Salvo ove altrimenti indicato, questo blog contiene testi originali di Adriano Ercolani e Daniele Capuano



venerdì 2 agosto 2013

DUE GIOVINETTI DI VITA DISSOLUTA E DI FEDE ARDENTE. COSTANTINOPOLI, NEI PRESSI DELLA CISTERNA DI AEZIO, V SEC. D. C.

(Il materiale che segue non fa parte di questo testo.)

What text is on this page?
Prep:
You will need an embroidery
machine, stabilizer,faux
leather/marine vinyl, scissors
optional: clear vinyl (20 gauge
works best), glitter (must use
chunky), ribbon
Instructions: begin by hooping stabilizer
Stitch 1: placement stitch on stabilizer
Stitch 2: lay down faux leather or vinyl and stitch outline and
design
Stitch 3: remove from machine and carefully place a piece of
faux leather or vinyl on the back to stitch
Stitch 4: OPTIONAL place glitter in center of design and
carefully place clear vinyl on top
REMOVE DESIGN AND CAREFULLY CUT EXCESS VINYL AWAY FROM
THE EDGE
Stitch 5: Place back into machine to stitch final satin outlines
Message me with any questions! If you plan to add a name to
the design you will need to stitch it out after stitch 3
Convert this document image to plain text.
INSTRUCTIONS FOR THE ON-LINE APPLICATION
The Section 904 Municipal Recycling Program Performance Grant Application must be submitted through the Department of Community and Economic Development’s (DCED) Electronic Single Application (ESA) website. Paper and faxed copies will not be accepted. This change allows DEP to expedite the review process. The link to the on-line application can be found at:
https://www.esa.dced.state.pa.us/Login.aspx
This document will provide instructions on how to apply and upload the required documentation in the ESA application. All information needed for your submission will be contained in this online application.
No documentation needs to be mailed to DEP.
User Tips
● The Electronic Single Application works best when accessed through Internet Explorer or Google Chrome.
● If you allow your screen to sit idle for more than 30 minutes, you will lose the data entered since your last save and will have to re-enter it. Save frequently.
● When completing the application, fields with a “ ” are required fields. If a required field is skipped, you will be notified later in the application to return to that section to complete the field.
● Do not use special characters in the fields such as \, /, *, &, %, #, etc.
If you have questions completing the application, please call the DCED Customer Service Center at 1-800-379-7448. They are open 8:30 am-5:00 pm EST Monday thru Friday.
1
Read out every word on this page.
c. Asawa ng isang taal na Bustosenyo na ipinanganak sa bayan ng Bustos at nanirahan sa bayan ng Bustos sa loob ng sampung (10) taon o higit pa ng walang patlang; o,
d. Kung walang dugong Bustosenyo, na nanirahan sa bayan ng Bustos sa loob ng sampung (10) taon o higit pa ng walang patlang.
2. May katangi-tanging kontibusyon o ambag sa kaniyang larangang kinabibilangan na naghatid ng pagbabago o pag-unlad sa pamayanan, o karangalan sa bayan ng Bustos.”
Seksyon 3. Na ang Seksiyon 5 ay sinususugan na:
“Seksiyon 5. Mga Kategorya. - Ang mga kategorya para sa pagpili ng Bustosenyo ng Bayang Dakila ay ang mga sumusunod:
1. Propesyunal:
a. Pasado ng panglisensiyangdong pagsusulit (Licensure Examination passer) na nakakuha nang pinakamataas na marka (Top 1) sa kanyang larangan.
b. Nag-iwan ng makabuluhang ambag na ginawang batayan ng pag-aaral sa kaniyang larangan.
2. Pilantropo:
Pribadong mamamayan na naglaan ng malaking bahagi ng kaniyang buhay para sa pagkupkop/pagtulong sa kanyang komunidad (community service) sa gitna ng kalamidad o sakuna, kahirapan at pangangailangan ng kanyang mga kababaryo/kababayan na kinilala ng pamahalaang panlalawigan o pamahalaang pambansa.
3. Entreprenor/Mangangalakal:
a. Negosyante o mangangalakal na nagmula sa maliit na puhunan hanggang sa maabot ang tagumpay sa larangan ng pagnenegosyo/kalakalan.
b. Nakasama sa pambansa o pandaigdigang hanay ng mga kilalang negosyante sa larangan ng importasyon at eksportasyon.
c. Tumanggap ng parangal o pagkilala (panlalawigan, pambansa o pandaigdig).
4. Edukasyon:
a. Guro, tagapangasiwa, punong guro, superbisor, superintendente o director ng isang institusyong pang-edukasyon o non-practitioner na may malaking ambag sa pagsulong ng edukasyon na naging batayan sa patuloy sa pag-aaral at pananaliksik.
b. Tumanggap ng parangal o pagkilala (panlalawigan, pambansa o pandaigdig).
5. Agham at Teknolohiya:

“No, non farci caso” mi disse, voltandosi come una vergine,
Giuseppe il Siro, l’amico più fiero
e brillante, e solo allora capii
che era innamorato.
Lo feci parlare, come sanno i compagni fedeli,
senza sbirciare nella ferita, senza applicarvi
medicamenti non richiesti, non inevitabili: “L’amore
che mi tiene”, riuscì a confessare alla fine,
“non merita parole, perché è vano, impossibile,
non è di questo mondo, né dell’altro,
e tu sai che io amo, fin nella chiusa
febbre delle ossa, entrambi”.
“Non voglio consigliarti, come i volgari, lo sfogo
della passione in discorsi infecondi,
che non danno piacere di lacrime buone e sanno far male;
ma ti prego, in nome della gioia spartita,
del dolore vinto dietro a un unico scudo, in allegria di guerrieri,
in nome della fede nel Figlio dell’Uomo, che ci ha riscattati
con il suo sangue prezioso, fratello, se puoi,
fammi comprendere”. “Un amore che non può nascere
né morire: hai compreso?”. “Non so, continua”.
“Che potrebbe gettarmi in un batter di ciglia
nella Gheenna del fuoco, se solo provassi
a respirarci dentro, a viverlo: che mi taglierebbe
le ali del canto, della devozione, del senno,
se non ne ascoltassi il messaggio, l’enigma”.
“Destino eccezionale, il tuo”. “No, pazienza
e orrore, sotto un velo di scherno, di niente”.
“Così rattristi lo Spirito”. “Per questo mi dolgo
di aver detto il poco che udisti”. “Non cambia
agli occhi del Padre, se goffamente
balbetti con l’amico ciò che è indicibile, o lo serri
nel buio solenne di un petto che attende la spada”.
“Meglio la solitudine polverosa, per me
e per te, credo”. “E per l’anima tua, e la mia, e quella
(perdonami se lo evoco) di lui?”. “Morirà
l’anima comunque, contemplando il nodo
o lasciandosene strangolare”. “Fratello, ti posso
chiamare così?”. “Nessun altro nome
tra noi ha corso”. “Ti stringo al mio cuore
lacerato dal peccato, confuso dalla giovinezza,
come il tuo”. “Non bere neanche una goccia
del vino che mi sta dissolvendo”. A quel punto
lo vidi piangere, dritto ed ardente,
e mi piacque il dolore di un uomo ben fatto,
uscito invidiabile dalle mani di Dio, sfregiato
da un intelletto di cristallo, da una virtù di cenere,
crocifisso tra la bellezza ferale della carità
e la musica luttuosa di tutte le nostalgie.